The Safe Bet (Hidden Truths #1)(47)
“Michael . . .”
Hearing his name, even mumbled, caused him to stop in the doorway.
She was dreaming. About him.
He pressed his palm to the inside of the doorframe and bowed his head as he stifled the sudden stiffening between his legs.
He glanced over his shoulder at her, wishing he could sleep next to her. To feel her in his arms again. But the nap they had earlier today was the closest he’d come to sleeping with someone since he’d been out of the Marines. And even that had been a mistake.
CHAPTER FOURTEEN
“David Adams?”
The man was not who Michael would have expected. He knew David Adams was a powerful defense attorney in New York City, but he wouldn’t have pegged him for a shorts-and-wrinkled-T-shirt kind of guy. He decided that Kate’s looks must have come from her mother—her father had dark cropped hair, brown eyes, and a plain, oval face. Something about him screamed lawyer, though—or maybe it was that Michael didn’t trust lawyers, and he definitely didn’t trust Kate’s father, who had lied to his daughter all her life.
“Michael Maddox?” David closed the distance between them but didn’t meet Michael’s extended hand. “Where’s my daughter?” He looked around the busy lobby of the hotel and back at Michael.
“How’d you know who I am? I didn’t think Kate mentioned me.” Michael shoved his hands in the pockets of his black business pants and trained his attention on David’s brown eyes, trying to get an accurate read on his character.
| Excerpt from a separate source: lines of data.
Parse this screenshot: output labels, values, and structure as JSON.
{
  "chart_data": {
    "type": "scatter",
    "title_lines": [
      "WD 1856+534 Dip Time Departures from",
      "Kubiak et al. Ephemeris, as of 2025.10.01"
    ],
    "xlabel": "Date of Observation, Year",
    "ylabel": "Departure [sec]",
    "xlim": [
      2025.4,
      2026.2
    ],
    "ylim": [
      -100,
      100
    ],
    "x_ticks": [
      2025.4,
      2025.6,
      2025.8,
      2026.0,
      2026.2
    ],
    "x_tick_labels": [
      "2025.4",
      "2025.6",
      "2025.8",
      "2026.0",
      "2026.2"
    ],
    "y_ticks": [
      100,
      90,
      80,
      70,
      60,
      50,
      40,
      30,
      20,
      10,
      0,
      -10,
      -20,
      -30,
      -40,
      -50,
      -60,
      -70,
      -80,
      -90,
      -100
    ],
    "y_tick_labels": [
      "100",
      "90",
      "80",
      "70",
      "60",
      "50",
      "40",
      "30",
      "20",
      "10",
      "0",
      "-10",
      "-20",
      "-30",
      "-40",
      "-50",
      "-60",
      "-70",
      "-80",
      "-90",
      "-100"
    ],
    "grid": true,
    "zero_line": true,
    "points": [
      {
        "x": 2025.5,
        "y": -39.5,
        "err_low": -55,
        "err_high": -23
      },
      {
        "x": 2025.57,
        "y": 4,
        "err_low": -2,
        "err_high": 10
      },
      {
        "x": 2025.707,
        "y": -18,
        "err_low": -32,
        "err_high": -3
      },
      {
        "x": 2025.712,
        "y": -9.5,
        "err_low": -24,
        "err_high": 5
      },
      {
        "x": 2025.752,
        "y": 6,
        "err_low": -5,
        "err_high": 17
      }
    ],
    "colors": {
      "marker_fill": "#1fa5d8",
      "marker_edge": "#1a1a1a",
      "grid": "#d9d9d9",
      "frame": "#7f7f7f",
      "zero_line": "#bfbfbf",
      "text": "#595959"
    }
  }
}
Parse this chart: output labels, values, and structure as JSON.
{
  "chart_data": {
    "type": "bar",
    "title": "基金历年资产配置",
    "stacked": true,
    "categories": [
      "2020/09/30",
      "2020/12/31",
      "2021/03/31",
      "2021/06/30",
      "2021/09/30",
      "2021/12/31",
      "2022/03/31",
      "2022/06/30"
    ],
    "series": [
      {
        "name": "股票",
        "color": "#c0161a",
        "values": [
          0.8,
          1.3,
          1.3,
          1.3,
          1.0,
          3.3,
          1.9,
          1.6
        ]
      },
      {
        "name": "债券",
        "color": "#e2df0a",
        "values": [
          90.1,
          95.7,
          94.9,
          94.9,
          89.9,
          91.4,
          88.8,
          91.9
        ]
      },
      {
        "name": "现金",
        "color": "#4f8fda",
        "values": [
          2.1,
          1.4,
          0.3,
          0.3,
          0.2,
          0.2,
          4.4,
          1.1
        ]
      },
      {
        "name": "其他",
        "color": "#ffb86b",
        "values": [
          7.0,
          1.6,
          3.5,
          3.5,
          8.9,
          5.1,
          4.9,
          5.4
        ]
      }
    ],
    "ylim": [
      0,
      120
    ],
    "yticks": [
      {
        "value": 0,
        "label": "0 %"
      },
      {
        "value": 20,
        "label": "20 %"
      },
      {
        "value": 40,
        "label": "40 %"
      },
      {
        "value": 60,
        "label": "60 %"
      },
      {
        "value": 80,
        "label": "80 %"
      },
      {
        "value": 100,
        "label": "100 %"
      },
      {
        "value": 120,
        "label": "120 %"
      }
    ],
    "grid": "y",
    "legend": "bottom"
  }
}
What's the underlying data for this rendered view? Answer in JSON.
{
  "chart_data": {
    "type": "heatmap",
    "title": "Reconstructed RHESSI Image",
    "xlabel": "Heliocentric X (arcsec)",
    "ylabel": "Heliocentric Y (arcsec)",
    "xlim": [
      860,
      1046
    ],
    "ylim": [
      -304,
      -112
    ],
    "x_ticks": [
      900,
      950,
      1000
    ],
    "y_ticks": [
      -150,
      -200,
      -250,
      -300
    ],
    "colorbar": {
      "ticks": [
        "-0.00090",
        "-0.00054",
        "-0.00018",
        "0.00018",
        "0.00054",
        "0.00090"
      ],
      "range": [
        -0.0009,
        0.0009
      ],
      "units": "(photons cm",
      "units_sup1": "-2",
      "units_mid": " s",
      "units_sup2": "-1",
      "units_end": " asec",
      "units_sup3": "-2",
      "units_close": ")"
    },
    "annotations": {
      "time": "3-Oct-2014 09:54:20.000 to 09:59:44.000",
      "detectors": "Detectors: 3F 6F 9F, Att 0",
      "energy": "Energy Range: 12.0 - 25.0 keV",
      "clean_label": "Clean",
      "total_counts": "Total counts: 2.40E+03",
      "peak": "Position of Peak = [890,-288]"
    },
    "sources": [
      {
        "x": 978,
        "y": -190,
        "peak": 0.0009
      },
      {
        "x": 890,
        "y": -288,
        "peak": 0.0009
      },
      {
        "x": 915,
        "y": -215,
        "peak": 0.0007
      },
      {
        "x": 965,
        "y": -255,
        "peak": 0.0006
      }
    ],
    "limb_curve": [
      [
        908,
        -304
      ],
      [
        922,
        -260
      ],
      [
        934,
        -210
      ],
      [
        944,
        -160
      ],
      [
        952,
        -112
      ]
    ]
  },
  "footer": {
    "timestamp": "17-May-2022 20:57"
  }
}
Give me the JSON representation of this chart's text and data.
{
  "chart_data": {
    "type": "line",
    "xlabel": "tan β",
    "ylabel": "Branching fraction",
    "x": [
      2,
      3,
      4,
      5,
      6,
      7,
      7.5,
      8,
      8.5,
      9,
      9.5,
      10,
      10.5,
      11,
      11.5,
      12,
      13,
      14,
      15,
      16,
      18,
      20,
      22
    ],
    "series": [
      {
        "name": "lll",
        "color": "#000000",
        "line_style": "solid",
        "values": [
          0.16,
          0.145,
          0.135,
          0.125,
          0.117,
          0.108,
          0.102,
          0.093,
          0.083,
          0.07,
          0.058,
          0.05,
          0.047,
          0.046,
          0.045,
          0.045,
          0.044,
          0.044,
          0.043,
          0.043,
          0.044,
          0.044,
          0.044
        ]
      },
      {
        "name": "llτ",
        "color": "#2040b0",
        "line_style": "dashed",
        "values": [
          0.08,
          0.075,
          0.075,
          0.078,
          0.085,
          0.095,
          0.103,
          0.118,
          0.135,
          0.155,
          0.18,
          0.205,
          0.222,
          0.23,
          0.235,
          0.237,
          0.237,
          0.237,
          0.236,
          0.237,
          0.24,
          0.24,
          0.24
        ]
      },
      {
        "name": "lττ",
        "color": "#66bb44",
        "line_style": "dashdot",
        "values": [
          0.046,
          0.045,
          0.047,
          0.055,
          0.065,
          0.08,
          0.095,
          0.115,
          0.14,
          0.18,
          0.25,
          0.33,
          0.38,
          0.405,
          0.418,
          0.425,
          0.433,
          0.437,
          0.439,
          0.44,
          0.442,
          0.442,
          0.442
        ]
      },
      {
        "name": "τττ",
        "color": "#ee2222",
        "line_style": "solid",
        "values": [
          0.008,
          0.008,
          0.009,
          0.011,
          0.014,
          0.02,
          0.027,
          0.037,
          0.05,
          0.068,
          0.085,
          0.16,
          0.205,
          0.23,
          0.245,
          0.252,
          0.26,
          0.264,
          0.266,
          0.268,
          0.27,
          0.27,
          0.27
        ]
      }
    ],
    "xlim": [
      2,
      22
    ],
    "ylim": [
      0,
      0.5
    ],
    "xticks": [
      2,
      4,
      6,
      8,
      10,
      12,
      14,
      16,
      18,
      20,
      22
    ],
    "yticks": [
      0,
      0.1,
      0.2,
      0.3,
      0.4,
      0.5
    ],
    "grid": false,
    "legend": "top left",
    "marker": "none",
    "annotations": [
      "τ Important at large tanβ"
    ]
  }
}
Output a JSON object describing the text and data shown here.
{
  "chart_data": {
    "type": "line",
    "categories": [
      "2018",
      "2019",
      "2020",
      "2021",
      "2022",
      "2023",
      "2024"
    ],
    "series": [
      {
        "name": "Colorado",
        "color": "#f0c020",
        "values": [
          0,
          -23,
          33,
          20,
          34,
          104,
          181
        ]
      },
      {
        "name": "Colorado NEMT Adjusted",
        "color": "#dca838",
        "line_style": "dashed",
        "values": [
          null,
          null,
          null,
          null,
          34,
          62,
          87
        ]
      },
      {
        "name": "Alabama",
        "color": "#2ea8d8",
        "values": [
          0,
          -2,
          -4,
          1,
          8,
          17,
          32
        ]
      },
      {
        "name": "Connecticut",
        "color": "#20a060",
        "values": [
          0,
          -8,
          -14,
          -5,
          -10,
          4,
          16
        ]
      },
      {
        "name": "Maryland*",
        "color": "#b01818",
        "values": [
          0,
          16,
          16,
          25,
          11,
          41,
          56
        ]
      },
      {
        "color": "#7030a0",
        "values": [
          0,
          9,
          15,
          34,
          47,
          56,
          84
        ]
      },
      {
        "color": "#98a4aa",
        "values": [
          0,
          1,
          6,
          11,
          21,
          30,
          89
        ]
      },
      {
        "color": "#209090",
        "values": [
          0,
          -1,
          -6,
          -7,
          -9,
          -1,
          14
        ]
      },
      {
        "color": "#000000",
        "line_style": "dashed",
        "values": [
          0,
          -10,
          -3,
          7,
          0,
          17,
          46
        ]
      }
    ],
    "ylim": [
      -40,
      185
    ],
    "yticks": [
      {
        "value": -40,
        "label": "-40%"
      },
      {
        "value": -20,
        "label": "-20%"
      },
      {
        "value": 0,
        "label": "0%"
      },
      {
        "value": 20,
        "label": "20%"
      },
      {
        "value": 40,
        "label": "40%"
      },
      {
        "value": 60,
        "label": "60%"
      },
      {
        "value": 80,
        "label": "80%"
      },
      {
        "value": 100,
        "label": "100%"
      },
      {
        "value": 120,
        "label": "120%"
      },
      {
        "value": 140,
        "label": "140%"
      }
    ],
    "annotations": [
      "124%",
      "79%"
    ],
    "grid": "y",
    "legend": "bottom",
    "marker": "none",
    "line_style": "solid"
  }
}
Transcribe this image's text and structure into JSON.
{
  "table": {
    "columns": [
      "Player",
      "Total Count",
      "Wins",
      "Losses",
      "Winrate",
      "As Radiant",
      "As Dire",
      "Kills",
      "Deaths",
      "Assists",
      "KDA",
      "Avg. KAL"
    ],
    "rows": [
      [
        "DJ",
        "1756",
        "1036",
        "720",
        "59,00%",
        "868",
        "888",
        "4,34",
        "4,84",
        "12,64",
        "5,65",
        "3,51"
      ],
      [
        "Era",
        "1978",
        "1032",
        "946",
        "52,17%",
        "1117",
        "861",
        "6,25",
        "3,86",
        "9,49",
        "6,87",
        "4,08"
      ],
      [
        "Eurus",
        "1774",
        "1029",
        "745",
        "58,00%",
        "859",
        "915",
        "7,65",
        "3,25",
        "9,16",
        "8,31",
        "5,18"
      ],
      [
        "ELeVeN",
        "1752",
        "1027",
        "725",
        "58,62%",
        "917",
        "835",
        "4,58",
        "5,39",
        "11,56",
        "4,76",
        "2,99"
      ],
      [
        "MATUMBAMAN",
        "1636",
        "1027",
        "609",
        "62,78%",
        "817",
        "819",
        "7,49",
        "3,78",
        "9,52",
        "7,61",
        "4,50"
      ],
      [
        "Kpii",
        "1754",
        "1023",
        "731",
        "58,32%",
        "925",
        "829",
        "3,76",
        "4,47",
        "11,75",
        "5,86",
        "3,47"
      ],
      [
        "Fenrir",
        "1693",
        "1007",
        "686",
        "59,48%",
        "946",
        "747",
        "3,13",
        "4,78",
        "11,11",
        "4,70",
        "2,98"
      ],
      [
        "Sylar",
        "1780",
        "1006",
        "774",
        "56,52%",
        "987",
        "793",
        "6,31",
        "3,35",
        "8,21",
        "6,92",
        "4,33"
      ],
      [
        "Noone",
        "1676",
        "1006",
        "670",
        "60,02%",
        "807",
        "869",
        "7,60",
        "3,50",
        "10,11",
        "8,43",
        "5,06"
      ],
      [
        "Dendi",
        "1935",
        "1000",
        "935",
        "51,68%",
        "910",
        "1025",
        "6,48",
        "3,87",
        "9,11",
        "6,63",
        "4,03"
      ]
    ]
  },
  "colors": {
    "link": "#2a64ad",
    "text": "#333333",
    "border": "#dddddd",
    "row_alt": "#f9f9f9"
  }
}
“Doesn’t everyone know who you are?” He echoed Michael’s pose. “Besides, you’re the reason my daughter is here, right? She planned your event. And I want her to come back to New York.”
“You don’t even know what’s going on,” Michael said with a deeper than normal voice. “We need to talk. I’ll take you to my office.”
“I have no intention of going anywhere without seeing my daughter. This is her hotel, correct?”
“It was. She’s staying at my place now.”
David took a step back from Michael and removed his hands from his pockets. “What the fuck is going on?” His tan faded, replaced by bright cheeks. “If you think you’re going to manipulate her—I know your reputation, you son—”
Michael held his palms up. “Hang on, man. I’m trying to help, Kate. She’s in danger.” And that was all he had said before he made for the exit, assuming that David would follow.
“What’s going on? I want to see my daughter,” David demanded as he trailed after Michael.
Michael spun on his heel and motioned toward his Audi. “Get in. I’ll explain.”
David huffed out an exasperated breath and shook his head, but at least he followed instructions.
As soon as Michael was behind the driver’s wheel and pulled out into traffic, he spoke. “Kate has a stalker. Someone began following her the minute she arrived in Charlotte. It looks like he’s trying to scare her away.” He glanced over at David out of the corner of his eye. He was pressing his palms against his knees and staring out the passenger window. “I called in a favor from a friend of mine in the FBI. He told Kate about her mother’s murder.”
“This is crazy.” David looked over at Michael as they stopped at a red light. “Jesus, I told her not to come to this city. I told her.”
“My friend in the FBI doubts the stalker is connected to her mother’s murder, given that the police think Elizabeth’s murder was the result of a burglary, but he wants to pursue every possible angle.”
“I didn’t want her to find out. I didn’t want her to know that her mother was shot. Do you blame me?” His face pinched together as anger, or maybe guilt besieged him.
Michael pulled off to the side of the road and parallel parked a few blocks from his office. He looked over at David again, studying him, but found himself unable to get a read on the man. Had he lost his touch? “It’s between you and Kate as to why you lied, but I need to know if you think there’s a chance that there’s a connection between her mother’s murder and her stalker.”
David looked like a man who had just lost a child. Or a wife. Sadness replaced his hollow stare, and the muscles in his face sagged, as though gravity had become heavier. “I don’t think there’s a relation,” he said at last.
“Why’d you run away from Charlotte when her mother died? Why the hell did her grandparents abandon their home—sadness? Or fear?”
David straightened his slouched shoulders and wet his dry lips. He wondered if Kate received her nervous energy from her father. How could a powerful attorney be so weak? Maybe it took having a child to understand what David was feeling.
“Tell me the truth,” Michael said with a flash of warning in his voice.
“I don’t know if her mother’s murder was premeditated.” David rubbed his forehead. “Her mother, Elizabeth, told me that she felt like she was being followed. She couldn’t prove it, though, and I—a pre-law student to the core—demanded evidence. I wanted to help her, but I said that without proof there was nothing to go on. Soon after she told me that, she died.”
“What did the cops say?”
“Same as I said to Elizabeth. Without proof . . .” He shifted in his seat and pulled his wallet out of his back pocket. His hand fumbled inside before retrieving a folded photo. He handed it to Michael.